When I placed this photograph of the original mask next to my own mask, the style was completely different. Mine was a somewhat modern face? The overall shape of the original is more pear-like. Mine has thinner cheeks and a more defined chin. But considering I didn’t have the image before this point, my result is to be expected. My anticipation of remaking the same mask again before moving onto another design has grown. My next try will be closer to the original, and I won’t have to use genius powder. I know it.
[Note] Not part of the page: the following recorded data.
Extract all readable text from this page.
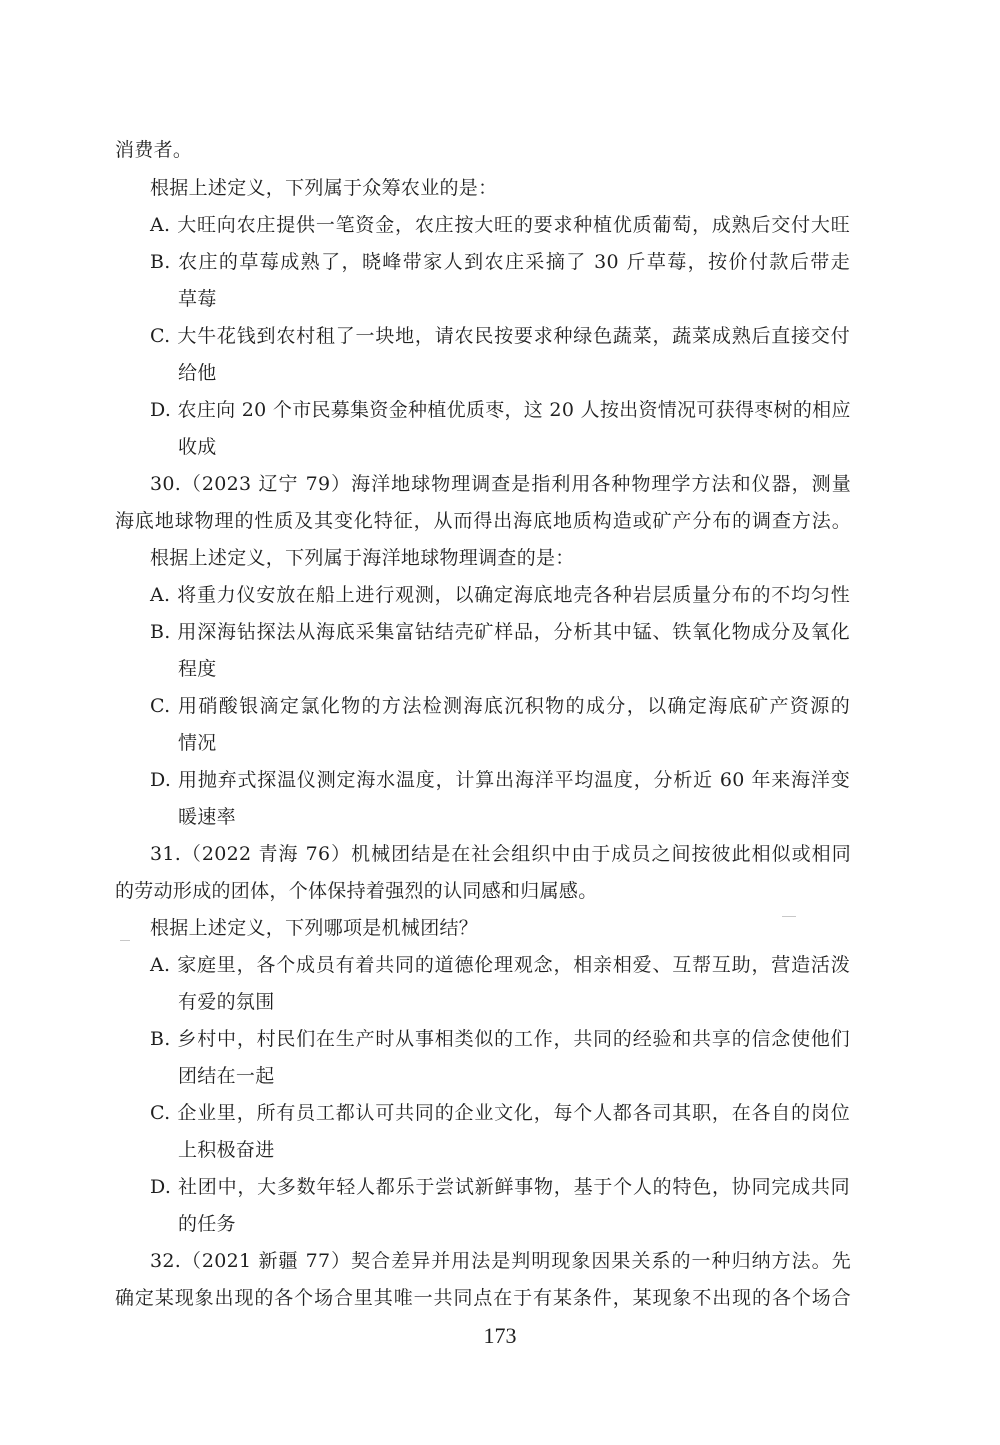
消费者。
根据上述定义，下列属于众筹农业的是：
A. 大旺向农庄提供一笔资金，农庄按大旺的要求种植优质葡萄，成熟后交付大旺
B. 农庄的草莓成熟了，晓峰带家人到农庄采摘了 30 斤草莓，按价付款后带走
草莓
C. 大牛花钱到农村租了一块地，请农民按要求种绿色蔬菜，蔬菜成熟后直接交付
给他
D. 农庄向 20 个市民募集资金种植优质枣，这 20 人按出资情况可获得枣树的相应
收成
30.（2023 辽宁 79）海洋地球物理调查是指利用各种物理学方法和仪器，测量
海底地球物理的性质及其变化特征，从而得出海底地质构造或矿产分布的调查方法。
根据上述定义，下列属于海洋地球物理调查的是：
A. 将重力仪安放在船上进行观测，以确定海底地壳各种岩层质量分布的不均匀性
B. 用深海钻探法从海底采集富钴结壳矿样品，分析其中锰、铁氧化物成分及氧化
程度
C. 用硝酸银滴定氯化物的方法检测海底沉积物的成分，以确定海底矿产资源的
情况
D. 用抛弃式探温仪测定海水温度，计算出海洋平均温度，分析近 60 年来海洋变
暖速率
31.（2022 青海 76）机械团结是在社会组织中由于成员之间按彼此相似或相同
的劳动形成的团体，个体保持着强烈的认同感和归属感。
根据上述定义，下列哪项是机械团结？
A. 家庭里，各个成员有着共同的道德伦理观念，相亲相爱、互帮互助，营造活泼
有爱的氛围
B. 乡村中，村民们在生产时从事相类似的工作，共同的经验和共享的信念使他们
团结在一起
C. 企业里，所有员工都认可共同的企业文化，每个人都各司其职，在各自的岗位
上积极奋进
D. 社团中，大多数年轻人都乐于尝试新鲜事物，基于个人的特色，协同完成共同
的任务
32.（2021 新疆 77）契合差异并用法是判明现象因果关系的一种归纳方法。先
确定某现象出现的各个场合里其唯一共同点在于有某条件，某现象不出现的各个场合
173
Now it’s April, and slowly the Mask is becoming a bit more like what it should look like. Although I had once thought the templates were very close to fitting the mask, I have continued to work with them until they are even tighter. For the points in between, either sensei has carved one side and let me do the other or he has placed a model in front of me to compare with mine.
I was working with a model last night, namely the one in the picture above, to smooth out the areas on either side of the nose and to adjust the angles of the eyes. I have heard students say they are frightened of working on the eyes, because that is where so much expression lies. Yet, somehow yesterday I found myself enjoying shaving away the wood bit by bit to match the shape of the eyes on mine to that of the model, keeping in mind what Sensei had said in an earlier lesson that the eyes were not only rounded around the sides of the face but also vertically, so the middle of the eye is the highest point.
In this lesson, I began to feel more confident. Especially when I have something to compare my work with, it’s easier to find even small differences. Yet, although I may see how something is different between the model and my own mask, wielding the knives and chisels gracefully to obtain subtle changes in shape is the next challenge for me.